# Calculus II/Test 4

If we follow the previous course, Test 4 might include material on the power series.

• All the examples in Chapter 9.1 might be on the test (pp634-38)
• wikipedia:Dot product wikipedia:Cross product
• Vectors let's look at rotations.--Guy vandegrift (discusscontribs) 16:56, 5 April 2017 (UTC)
• These examples from Chapter 9 look like good candidates for Test 4:
• Example 1 p664: Find the equation of a line (in x,y,z coordinates) in a given direction through a given point.
• Example 2 p665: Find the equation of a line (in x,y,z coordinates) through two points.
• Example 4 p667: Find the equation of a plane perpendicular to a given direction, passing through a given point.
• Polar coordinates Appendix H page A55
• Examples 2-5 are easy and at least one of these will be on the test.
• Example 6 is moderately difficult and will be on the test in one form or another.
• The whole class stopped at A58 and nothing on or after Example 7 will be covered.

### Example 8 Challenge question "extra credit' and not a lot of it.

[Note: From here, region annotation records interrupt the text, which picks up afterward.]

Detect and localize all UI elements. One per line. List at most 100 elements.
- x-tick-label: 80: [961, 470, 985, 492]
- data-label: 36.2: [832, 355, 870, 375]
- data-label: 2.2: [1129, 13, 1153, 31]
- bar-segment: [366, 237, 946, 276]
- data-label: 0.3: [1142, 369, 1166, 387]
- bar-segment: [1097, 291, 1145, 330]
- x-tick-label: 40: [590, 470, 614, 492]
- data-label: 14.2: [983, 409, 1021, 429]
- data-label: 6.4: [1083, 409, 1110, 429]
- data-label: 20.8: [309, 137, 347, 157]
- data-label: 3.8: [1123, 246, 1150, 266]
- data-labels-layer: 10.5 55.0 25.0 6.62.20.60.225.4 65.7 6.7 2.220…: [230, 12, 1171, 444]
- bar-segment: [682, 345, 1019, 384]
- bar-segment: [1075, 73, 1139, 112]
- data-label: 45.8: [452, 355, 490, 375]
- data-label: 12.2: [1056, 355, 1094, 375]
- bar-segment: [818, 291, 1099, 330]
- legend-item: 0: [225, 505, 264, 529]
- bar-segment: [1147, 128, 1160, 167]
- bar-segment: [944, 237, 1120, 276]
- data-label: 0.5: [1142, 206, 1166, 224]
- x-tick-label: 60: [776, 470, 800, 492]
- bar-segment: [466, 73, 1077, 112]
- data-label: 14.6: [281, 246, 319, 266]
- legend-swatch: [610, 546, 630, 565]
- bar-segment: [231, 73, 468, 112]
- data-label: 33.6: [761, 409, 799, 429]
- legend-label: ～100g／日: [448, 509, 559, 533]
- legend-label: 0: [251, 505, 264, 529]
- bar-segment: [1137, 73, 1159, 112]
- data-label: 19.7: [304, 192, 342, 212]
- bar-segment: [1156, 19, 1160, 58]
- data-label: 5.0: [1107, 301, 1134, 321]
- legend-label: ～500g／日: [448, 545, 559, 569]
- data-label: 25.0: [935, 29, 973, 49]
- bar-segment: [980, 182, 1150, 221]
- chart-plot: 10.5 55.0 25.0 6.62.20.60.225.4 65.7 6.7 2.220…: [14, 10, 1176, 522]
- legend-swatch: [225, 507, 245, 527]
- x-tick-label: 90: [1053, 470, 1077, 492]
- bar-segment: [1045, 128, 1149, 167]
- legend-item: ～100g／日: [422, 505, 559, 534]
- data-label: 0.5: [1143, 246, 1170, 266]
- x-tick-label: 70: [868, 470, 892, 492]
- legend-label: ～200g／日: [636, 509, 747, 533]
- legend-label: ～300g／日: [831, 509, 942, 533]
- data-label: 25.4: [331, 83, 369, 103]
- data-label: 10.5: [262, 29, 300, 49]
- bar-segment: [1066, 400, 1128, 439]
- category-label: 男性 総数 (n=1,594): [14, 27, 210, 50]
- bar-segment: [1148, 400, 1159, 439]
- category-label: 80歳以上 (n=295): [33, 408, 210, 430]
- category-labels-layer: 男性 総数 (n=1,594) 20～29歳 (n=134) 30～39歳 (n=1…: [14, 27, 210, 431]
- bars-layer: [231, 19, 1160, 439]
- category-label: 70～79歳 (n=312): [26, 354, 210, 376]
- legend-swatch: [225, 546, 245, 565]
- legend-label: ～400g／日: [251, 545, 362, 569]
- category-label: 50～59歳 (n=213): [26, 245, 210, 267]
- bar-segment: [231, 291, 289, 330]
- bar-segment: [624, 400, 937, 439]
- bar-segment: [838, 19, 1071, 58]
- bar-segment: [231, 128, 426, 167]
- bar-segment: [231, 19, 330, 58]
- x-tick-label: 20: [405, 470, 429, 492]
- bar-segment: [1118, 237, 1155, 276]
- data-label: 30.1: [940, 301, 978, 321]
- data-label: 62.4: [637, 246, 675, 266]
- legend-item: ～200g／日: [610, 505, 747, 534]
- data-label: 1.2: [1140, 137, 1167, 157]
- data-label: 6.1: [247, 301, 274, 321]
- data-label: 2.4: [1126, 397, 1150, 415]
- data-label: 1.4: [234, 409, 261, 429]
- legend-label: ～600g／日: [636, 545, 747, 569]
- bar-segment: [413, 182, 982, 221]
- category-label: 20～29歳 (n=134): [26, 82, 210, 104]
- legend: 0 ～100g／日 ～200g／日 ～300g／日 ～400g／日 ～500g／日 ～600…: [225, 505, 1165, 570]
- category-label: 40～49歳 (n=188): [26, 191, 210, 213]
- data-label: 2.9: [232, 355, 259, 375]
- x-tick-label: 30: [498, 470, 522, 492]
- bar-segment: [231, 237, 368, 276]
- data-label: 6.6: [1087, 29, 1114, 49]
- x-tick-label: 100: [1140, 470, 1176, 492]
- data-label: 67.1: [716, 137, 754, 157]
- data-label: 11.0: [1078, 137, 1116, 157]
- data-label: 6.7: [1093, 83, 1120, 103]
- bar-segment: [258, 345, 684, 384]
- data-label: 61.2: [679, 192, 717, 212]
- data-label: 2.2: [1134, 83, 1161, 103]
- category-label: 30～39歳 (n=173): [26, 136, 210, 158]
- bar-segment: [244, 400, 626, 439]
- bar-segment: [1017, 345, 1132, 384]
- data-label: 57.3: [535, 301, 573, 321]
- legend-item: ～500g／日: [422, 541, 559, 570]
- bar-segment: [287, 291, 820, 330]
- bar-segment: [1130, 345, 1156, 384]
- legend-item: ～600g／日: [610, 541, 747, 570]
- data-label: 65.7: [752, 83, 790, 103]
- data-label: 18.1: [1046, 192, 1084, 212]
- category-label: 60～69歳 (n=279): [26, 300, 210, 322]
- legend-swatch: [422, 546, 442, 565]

See p669 of textbook: Find the distance from a point ${\displaystyle {\vec {r}}_{1}=\langle x_{1},y_{1},z_{1}\rangle }$  to given a plane, if the plane is defined as follows:

${\displaystyle {\vec {r}}_{0}=\langle x_{0},y_{0},z_{0}\rangle }$  is some point on the plane (i.e., three given numbers).
${\displaystyle {\vec {n}}=\langle a,b,c\rangle }$  is normal to the plane (again, three given numbers).

Now draw the point and the plane in from a specific angle in which the given point and the normal lie in the plane of the paper (board), and use facts about dot-product. (I never bothered to define comp and proj as described on 652; I was familiar with comp but never heard of proj, but it is an easy concept to grasp if you understand this problem).

Rule: If, ${\displaystyle {\hat {n}}={\vec {n}}/n}$  is a unit normal to the plane, then the magnitude of ${\displaystyle {\vec {R}}\cdot {\hat {n}}}$  is the distance from the point ${\displaystyle {\vec {r}}=\langle x_{1},y_{1},z_{1}\rangle }$  to the plane. In the figure:
1. ${\displaystyle {\mathcal {A}}={\vec {R}}={\vec {r}}_{1}-{\vec {r}}_{0}}$  is any vector connecting the point to somewhere on the plane (the calculated distance should not depend on ${\displaystyle {\vec {r}}_{0}}$  ).
2. The unit normal is given by: ${\displaystyle {\hat {n}}={\frac {\langle a,b,c\rangle }{\sqrt {a^{2}+b^{2}+c^{2}}}}}$
3. ${\displaystyle {\vec {R}}\cdot {\hat {n}}=\langle x_{1}-x_{0},y_{1}-y_{0},z_{1}-x_{0}\rangle \cdot {\frac {\langle a,b,c\rangle }{\sqrt {a^{2}+b^{2}+c^{2}}}}}$ ${\displaystyle {\frac {a(x_{1}-x_{0})+b(y_{1}-y_{0})+c(z_{1}-x_{0})}{\sqrt {a^{2}+b^{2}+c^{2}}}}}$

${\displaystyle {\frac {ax_{1}+by_{1}+cz_{1}-\{ax_{0}+by_{0}+cz_{0}\}}{\sqrt {a^{2}+b^{2}+c^{2}}}}}$

If we view the expression in curly brackets ${\displaystyle \{ax_{0}+by_{0}+cz_{0}\}=-d}$  as some constant, and drop the subscript "1", then we have the formula for a plane normal to ${\displaystyle {\hat {n}}}$ .

${\displaystyle ax+by+cz+d=0}$

Note that the distance, ${\displaystyle |{\vec {R}}\cdot {\hat {n}}|=0}$  if ${\displaystyle ax_{1}+by_{1}+cz_{1}+d=0}$  because the point is already on the plane.